Le componenti di questo spray da una parte si legano saldamente alla superficie, otturando qualsiasi imperfezione e porosità del cristallo, dall’altra hanno la caratteristica di respingere lo sporco, la neve, il ghiaccio e l’acqua che, scivolando lungo il pannello, non trattiene aloni o altri elementi che possano ridurre la captazione del raggio solare. Possiamo anche parlare di una tecnolgia che si auto-organizza in modo intelligente, spingendo le particelle nanosigillanti verso il vetro e le particelle antiaderenti verso l’esterno della superficie.
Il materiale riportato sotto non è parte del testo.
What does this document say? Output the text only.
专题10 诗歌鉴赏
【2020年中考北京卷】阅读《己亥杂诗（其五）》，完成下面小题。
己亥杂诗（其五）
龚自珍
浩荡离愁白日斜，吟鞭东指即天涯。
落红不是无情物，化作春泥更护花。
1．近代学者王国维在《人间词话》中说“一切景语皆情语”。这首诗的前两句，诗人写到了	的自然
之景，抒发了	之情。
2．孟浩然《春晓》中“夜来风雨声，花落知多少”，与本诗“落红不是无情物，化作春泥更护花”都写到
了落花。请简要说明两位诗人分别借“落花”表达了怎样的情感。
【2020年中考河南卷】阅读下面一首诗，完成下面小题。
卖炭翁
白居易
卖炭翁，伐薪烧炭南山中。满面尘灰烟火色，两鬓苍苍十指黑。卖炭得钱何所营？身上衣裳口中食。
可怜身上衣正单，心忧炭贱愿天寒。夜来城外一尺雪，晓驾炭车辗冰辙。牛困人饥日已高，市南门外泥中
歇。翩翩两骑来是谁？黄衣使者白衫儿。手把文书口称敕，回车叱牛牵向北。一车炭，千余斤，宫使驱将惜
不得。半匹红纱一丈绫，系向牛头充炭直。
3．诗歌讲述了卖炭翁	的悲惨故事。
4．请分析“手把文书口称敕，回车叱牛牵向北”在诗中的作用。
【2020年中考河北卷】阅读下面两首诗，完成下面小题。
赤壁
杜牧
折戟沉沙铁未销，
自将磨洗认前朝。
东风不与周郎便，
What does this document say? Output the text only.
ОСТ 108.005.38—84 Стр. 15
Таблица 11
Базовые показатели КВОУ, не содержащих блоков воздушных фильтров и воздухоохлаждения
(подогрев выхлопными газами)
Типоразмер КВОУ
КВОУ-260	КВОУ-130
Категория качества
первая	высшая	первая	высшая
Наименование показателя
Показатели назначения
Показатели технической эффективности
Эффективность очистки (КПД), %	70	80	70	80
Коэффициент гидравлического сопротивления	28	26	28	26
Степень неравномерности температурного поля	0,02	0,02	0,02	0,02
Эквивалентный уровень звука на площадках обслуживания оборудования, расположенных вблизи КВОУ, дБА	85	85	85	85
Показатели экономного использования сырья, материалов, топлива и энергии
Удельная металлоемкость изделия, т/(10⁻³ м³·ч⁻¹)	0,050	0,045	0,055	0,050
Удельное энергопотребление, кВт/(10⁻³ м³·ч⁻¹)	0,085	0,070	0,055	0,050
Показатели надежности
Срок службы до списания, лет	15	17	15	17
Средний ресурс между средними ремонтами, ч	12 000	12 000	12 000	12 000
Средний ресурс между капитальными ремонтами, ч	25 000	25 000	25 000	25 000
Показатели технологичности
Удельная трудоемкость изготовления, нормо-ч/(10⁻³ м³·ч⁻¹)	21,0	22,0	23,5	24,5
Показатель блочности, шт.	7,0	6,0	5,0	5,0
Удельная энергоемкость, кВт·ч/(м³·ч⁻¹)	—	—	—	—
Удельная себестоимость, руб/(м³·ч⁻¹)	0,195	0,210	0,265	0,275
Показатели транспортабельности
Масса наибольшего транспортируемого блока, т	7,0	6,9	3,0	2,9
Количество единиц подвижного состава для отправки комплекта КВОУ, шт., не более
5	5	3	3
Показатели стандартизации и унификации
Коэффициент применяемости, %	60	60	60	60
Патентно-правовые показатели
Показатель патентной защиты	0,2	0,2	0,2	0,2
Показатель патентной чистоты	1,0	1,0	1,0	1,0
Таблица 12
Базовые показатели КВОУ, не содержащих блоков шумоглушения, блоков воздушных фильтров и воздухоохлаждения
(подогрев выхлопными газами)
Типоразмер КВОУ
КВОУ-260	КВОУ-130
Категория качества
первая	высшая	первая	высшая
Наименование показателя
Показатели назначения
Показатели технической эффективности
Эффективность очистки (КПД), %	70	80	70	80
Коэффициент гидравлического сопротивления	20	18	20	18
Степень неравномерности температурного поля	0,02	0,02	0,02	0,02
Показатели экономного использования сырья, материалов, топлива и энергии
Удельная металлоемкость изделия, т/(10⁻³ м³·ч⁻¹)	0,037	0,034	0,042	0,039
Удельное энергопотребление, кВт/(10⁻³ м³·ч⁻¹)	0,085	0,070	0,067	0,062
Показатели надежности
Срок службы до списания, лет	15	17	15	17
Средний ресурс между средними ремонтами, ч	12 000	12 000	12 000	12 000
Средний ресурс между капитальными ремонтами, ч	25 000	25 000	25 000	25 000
Un appropriato test, verificato su dieci diversi tipi di pannelli ed con altrettante differenze ambientali e climatiche, mostra come queste microscopiche particelle creino una sorta di pellicola idrofila inattaccabile dagli elementi inquinanti, implementando di un buon 8% il ricavo medio di luce rispetto agli impianti fotovoltaici manutenuti in forma ordinaria.

Il composto di questo prodotto è di carattere organico, elaborato chimicamente ma non inquinante.